Location: Washington, DC

Mr. WOODALL. I'm happy to be down here this morning. I often come down here with something on my mind, Mr. Speaker. Invariably, one of my colleagues says something that inspires me even more than what I had on my mind when I came down. That's the case this morning.

My colleague who was here right before me said the value of higher education in terms of future earnings is undisputable. The value of higher education, Mr. Speaker, in terms of future earnings, is undisputable. And he then went on to talk about all the Federal programs that provide money so that people can seek higher education.

Now my question is, Mr. Speaker: If the value is undisputable, why do we have to pay people to do it? If the value is undisputable, why do we have to pay people to do it? That's what happens in this Chamber too often, Mr. Speaker.

I think back to 1787 and the passage of the Constitution. The Constitution, as conservative as it is in terms of preserving individual liberties, would not have passed, would not have been ratified, without the addition of the Bill of Rights. Our Founding Fathers were so concerned about a Federal Government trying to do too much that the colonies would not ratify the Constitution in the absence of the Bill of Rights--the Bill of Rights, which sole purpose is to protect individual liberties.

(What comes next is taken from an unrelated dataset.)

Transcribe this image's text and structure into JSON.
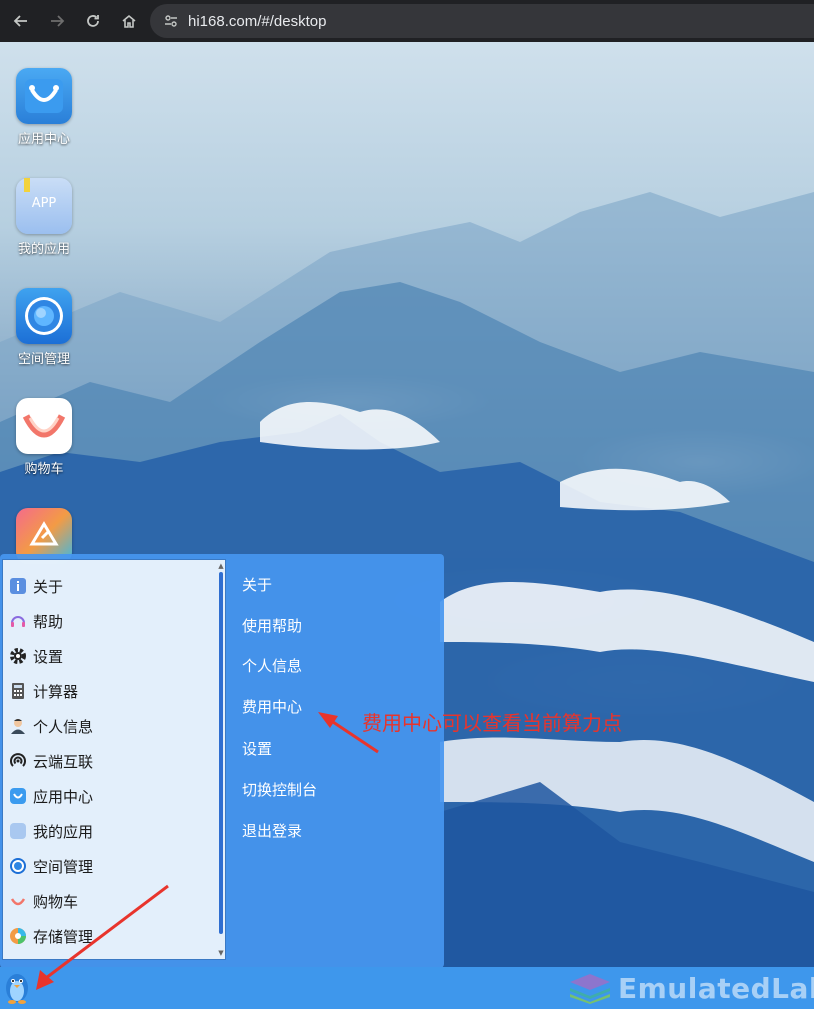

Mr. Speaker, as I look around at what makes America great, it's never something that comes out of this United States House of Representatives. It's something that comes out of a family next door back home. It's something that comes out of a community back home. It's something that comes out of individual liberty and freedom back home. And my job as the representative of 900,000 folks in the great State of Georgia is to protect their liberties from the natural inclination that exists in this body to think they have all the right answers.

We talk about higher education Mr. Speaker. In the great State of Georgia, we have what's called the HOPE Scholarship program. It's funded by lottery money. I would have voted against the lottery, but the lottery won anyway, and now it funds higher education for all Georgians. It's a huge job creation tool. Folks want to come and relocate their business to Georgia because they know kids with an accomplished high school record are going to be able to go to college for free.

That's a State initiative, Mr. Speaker. We're not going to pass a national lottery up here and try to provide free college education for everybody in the country. That's not the right answer. The right answer is to have States and local communities exercise those freedoms and implement their ideas back home.

When I was growing up--and it didn't occur to me at the time, Mr. Speaker, how meaningful it would be--but there used be a cliche that when something was really hard, you'd say: It takes an act of Congress to solve it. Have you heard that cliche, Mr. Speaker? It takes an act of Congress to solve that because the problem is so hard and it's hard to pass something in Congress. It's hard to get an act of Congress. And yet every time we make a mistake, Mr. Speaker, in the name of trying to do good, in the name of trying to have the best idea, in the name of trying to tell everybody in America if only they'll do what we tell them to do they will be happier, every time we make a mistake it literally takes an act of Congress to fix it.

Mr. Speaker, we're not in charge of providing happiness to America. We are in charge of preserving Americans' freedoms so that they can find their own happiness.

Mr. Speaker, there are lots of countries on this planet that do not share the freedoms that we have. There is only one country on this planet that protects individual liberty and freedom as we do. When we talk about the direction of America, Mr. Speaker, we have to decide are we going to protect those things that have always made this country great--individual liberty and individual freedom--or are we going to go the way of the rest of the world, which is looking to a central government that thinks it has all the right answers.

Mr. Speaker, they had it right in the summer of 1787. I hope we get it right here in this Congress.